Specialists from the biological faculty of Moscow State University have studied the way the photoactive orange carotenoid protein (OCP) exchanges carotenoid with proteins of similar structure. The discovery will boost the development of OCP-based antioxidant drugs aimed at protecting healthy cells during cancer treatment. The paper was published in the Biophysical Journal.
The orange carotenoid protein (OCP) is a small water-soluble protein that serves as an excitation energy quencher in cyanobacteria: it reduces energy transfer in the photosynthetic apparatus under high light conditions. Cyanobacteria are one of the earliest organisms on the Earth capable of photosynthesis. Our planet owes them high concentration of oxygen in the atmosphere.
Under strong light orange carotenoid protein changes its structure and interacts with antennas to prevent formation of reactive oxygen species. Carotenoids are long hydrocarbon molecules with a large number of double bonds, which serve as photosensitive chromophores. The color of carotenoid depends on the protein state.
Previously, the biologists from the Moscow State University have described the structure and properties of the OCP domains which appeared to be capable of binding the carotenoid into a complex of bright violet color. One of the interesting and previously unknown properties of the orange carotenoid protein is the ability to transmit the carotenoid to other proteins with a similar structure. The mechanism of the process is described in the mentioned work published in the Biophysical Journal.
"We studied the interaction of carotenoid-containing violet C-domains of the OCP with a colorless apo form of the OCP. As a result of the interaction, the colorless apo form of the OCP became orange and photoactive (capable of changing its structure and color).
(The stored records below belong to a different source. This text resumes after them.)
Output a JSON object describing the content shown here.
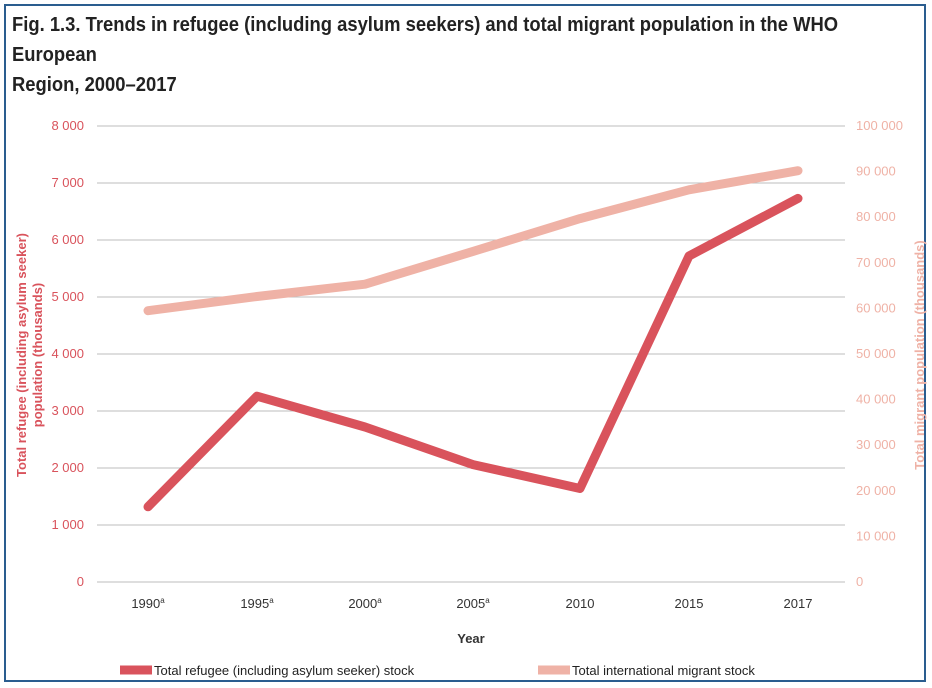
{
  "chart_data": {
    "type": "line",
    "title_line1": "Fig. 1.3. Trends in refugee (including asylum seekers) and total migrant population in the WHO European",
    "title_line2": "Region, 2000–2017",
    "xlabel": "Year",
    "categories": [
      "1990a",
      "1995a",
      "2000a",
      "2005a",
      "2010",
      "2015",
      "2017"
    ],
    "category_labels": [
      {
        "base": "1990",
        "sup": "a"
      },
      {
        "base": "1995",
        "sup": "a"
      },
      {
        "base": "2000",
        "sup": "a"
      },
      {
        "base": "2005",
        "sup": "a"
      },
      {
        "base": "2010",
        "sup": ""
      },
      {
        "base": "2015",
        "sup": ""
      },
      {
        "base": "2017",
        "sup": ""
      }
    ],
    "y_left": {
      "label_line1": "Total refugee (including asylum seeker)",
      "label_line2": "population (thousands)",
      "ylim": [
        0,
        8000
      ],
      "ticks": [
        0,
        1000,
        2000,
        3000,
        4000,
        5000,
        6000,
        7000,
        8000
      ],
      "tick_labels": [
        "0",
        "1 000",
        "2 000",
        "3 000",
        "4 000",
        "5 000",
        "6 000",
        "7 000",
        "8 000"
      ],
      "color": "#d9535c"
    },
    "y_right": {
      "label": "Total migrant population (thousands)",
      "ylim": [
        0,
        100000
      ],
      "ticks": [
        0,
        10000,
        20000,
        30000,
        40000,
        50000,
        60000,
        70000,
        80000,
        90000,
        100000
      ],
      "tick_labels": [
        "0",
        "10 000",
        "20 000",
        "30 000",
        "40 000",
        "50 000",
        "60 000",
        "70 000",
        "80 000",
        "90 000",
        "100 000"
      ],
      "color": "#efb2a6"
    },
    "grid": true,
    "legend_position": "bottom",
    "series": [
      {
        "name": "Total refugee (including asylum seeker) stock",
        "axis": "left",
        "color": "#d9535c",
        "values": [
          1320,
          3260,
          2720,
          2060,
          1640,
          5720,
          6730
        ]
      },
      {
        "name": "Total international migrant stock",
        "axis": "right",
        "color": "#efb2a6",
        "values": [
          59500,
          62600,
          65300,
          72500,
          79700,
          86000,
          90200
        ]
      }
    ]
  }
}
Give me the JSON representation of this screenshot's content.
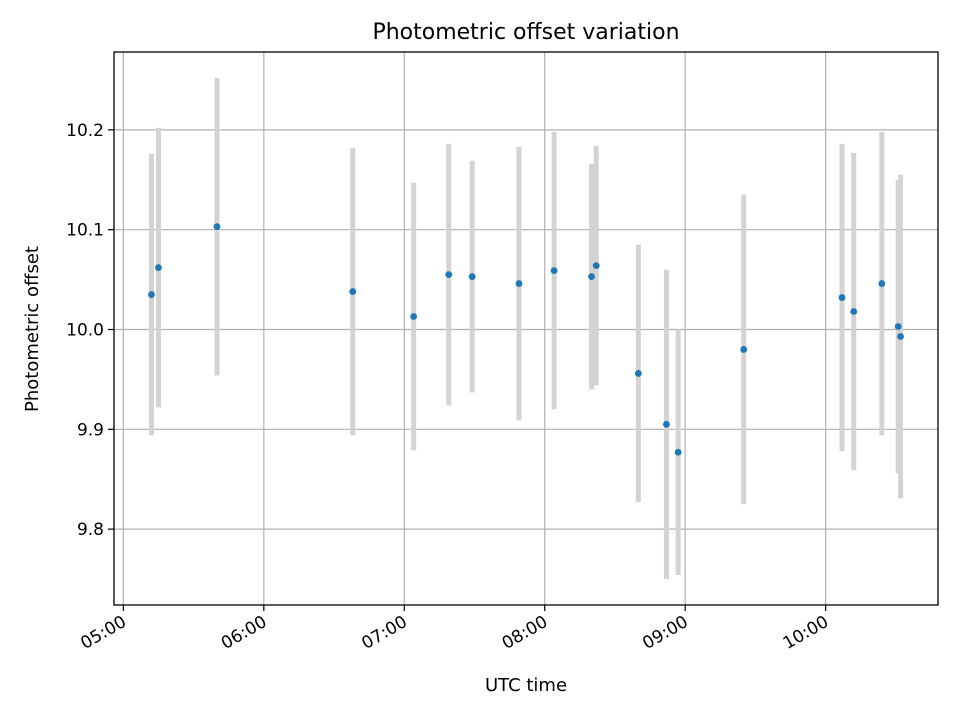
{
  "chart_data": {
    "type": "scatter",
    "title": "Photometric offset variation",
    "xlabel": "UTC time",
    "ylabel": "Photometric offset",
    "xlim": [
      "04:56",
      "10:48"
    ],
    "ylim": [
      9.724,
      10.278
    ],
    "grid": true,
    "x_ticks": [
      "05:00",
      "06:00",
      "07:00",
      "08:00",
      "09:00",
      "10:00"
    ],
    "y_ticks": [
      9.8,
      9.9,
      10.0,
      10.1,
      10.2
    ],
    "y_tick_labels": [
      "9.8",
      "9.9",
      "10.0",
      "10.1",
      "10.2"
    ],
    "colors": {
      "point": "#1f77b4",
      "errorbar": "#d3d3d3",
      "grid": "#b0b0b0"
    },
    "points": [
      {
        "x": "05:12",
        "y": 10.035,
        "err": 0.141
      },
      {
        "x": "05:15",
        "y": 10.062,
        "err": 0.14
      },
      {
        "x": "05:40",
        "y": 10.103,
        "err": 0.149
      },
      {
        "x": "06:38",
        "y": 10.038,
        "err": 0.144
      },
      {
        "x": "07:04",
        "y": 10.013,
        "err": 0.134
      },
      {
        "x": "07:19",
        "y": 10.055,
        "err": 0.131
      },
      {
        "x": "07:29",
        "y": 10.053,
        "err": 0.116
      },
      {
        "x": "07:49",
        "y": 10.046,
        "err": 0.137
      },
      {
        "x": "08:04",
        "y": 10.059,
        "err": 0.139
      },
      {
        "x": "08:20",
        "y": 10.053,
        "err": 0.113
      },
      {
        "x": "08:22",
        "y": 10.064,
        "err": 0.12
      },
      {
        "x": "08:40",
        "y": 9.956,
        "err": 0.129
      },
      {
        "x": "08:52",
        "y": 9.905,
        "err": 0.155
      },
      {
        "x": "08:57",
        "y": 9.877,
        "err": 0.123
      },
      {
        "x": "09:25",
        "y": 9.98,
        "err": 0.155
      },
      {
        "x": "10:07",
        "y": 10.032,
        "err": 0.154
      },
      {
        "x": "10:12",
        "y": 10.018,
        "err": 0.159
      },
      {
        "x": "10:24",
        "y": 10.046,
        "err": 0.152
      },
      {
        "x": "10:31",
        "y": 10.003,
        "err": 0.147
      },
      {
        "x": "10:32",
        "y": 9.993,
        "err": 0.162
      }
    ]
  }
}
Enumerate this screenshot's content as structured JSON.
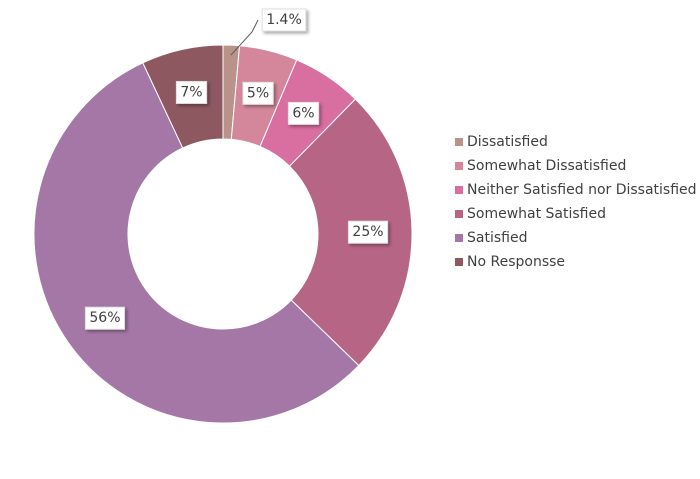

The carotenoid transfer process simulates the process of assembling a photoactive protein from a protein matrix and a chromophore (carotenoid)," said Dr. Eugene Maksimov, senior researcher at the Laboratory of Biophotonics.
The discovered transfer reaction of a hydrophobic carotenoid molecule between two water-soluble proteins gives us several interesting opportunities. This mechanism will allow us create water-soluble protein complexes to deliver antioxidant carotenoid to cells that need protection from the reactive oxygen species: for example, to the healthy tissue during photodynamic cancer therapy. The photoactive properties of the complex will be useful in molecular thermometers: their color will show the difference in temperature between the parts of the cell.